A flywheel A with a mass of 100 kg and radius of gyration 12

A flywheel (A) with a mass of 100 kg and radius of gyration 1200 mm rotates at 150 revs min–1 (clockwise). The kinetic energy of this flywheel is to be reduced by 20% by impacting it with a second flywheel (B) rotating at 80 revs min–1 in the opposite direction, such that they have the same (clockwise) angular velocity after impact. (a) Calculate the required mass of flywheel (B) if its radius of gyration is 800 mm.

Solution

Answer :

The total angular momentum (I w) of an isolated system is a vector quantity and remains constant in both magnitude and direction.
I = moment of inertia
w = angular velocity

Moment of inertia I
I = ki m r^2
ki = inertial constant - function of flywheel shape
m = mass of flywheel
r = radius

Sigma(Ix wx) = constant, the wx being vector quantities

The kinetic energy of a flywheel
Ef = 1/2 I w^2
I = moment of inertia
w = angular velocity

email me (korteng@rt66.com) if you have trouble.

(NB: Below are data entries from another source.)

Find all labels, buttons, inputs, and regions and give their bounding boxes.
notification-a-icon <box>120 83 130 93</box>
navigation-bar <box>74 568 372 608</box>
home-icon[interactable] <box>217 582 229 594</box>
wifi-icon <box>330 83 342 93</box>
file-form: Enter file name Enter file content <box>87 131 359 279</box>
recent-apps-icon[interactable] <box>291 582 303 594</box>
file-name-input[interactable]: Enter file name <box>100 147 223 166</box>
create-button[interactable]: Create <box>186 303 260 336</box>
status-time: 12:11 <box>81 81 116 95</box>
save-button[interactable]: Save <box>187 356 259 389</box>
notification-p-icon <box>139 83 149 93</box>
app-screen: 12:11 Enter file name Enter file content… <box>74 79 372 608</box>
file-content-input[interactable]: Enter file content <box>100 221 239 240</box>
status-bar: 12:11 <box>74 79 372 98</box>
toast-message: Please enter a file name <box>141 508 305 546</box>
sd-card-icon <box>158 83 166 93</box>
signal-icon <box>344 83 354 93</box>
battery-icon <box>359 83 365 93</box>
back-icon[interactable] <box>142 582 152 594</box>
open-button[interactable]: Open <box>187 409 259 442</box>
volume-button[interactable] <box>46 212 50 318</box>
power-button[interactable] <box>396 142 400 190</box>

.later after receiving email:

A)

a) first calculate original energy of first flywheel
Ef1a = 1/2 I1 (w1)^2; w1 = (2pi)(150/60)
since its energy is to be reduced to 0.8 of Ef1a
Ef1b = 1/2 I1 (w2)^2 = 0.8 Ef1a
w2 = sqrt(0.8 ) w1 = sqrt(0.8) ( 2pi) (150/60) radians/sec
where w2 is the final rotational frequency in radians/sec

b) Calculate the total angular momentum before the collision:

sigma(Ix wx)
= If1 w1 + If2 wf2 = If1 w1 + If2 (2pi)(80/60)
= If1 w2 + If2 w2, since angular momentum is conserved

If2 [(2pi)(80/60) - w2] = If1 [ w2 - w1] =
If2 = If1 [ w2 - w1]/[(2pi)(80/60) - w2]

I = ki m G^2 ; G is radius of gyration

k2 m2 (G2)^2 = k2 m1 (G1)^2 [ w2 - w1]/[(2pi)(80/60) - w2]

m2 = m1 k1/k2 (G1)^2 [ w2 - w1]/[(2pi)(80/60) - w2]
k is a function of flywheel shape. If the k\'s are the same:

m2 = m1 (G1/G2)^2 [ w2 - w1]/[(2pi)(80/60) - w2]
G1 = 1.2 meters
G2 = 0.8 meters

--->>>plug in the numbers for the mass of the second flywheel

B)
The kinetic energy of a flywheel
Ef = 1/2 I w^2

Plug in the numbers for the energy of both wheels before, and after the collision

The difference, if any, is the lost energy.

C) If there is no any energy lost in B), the impact is elastic.
If there is energy lost, it is in the form of heat or other energy passed on to the surrounding environment by the collision.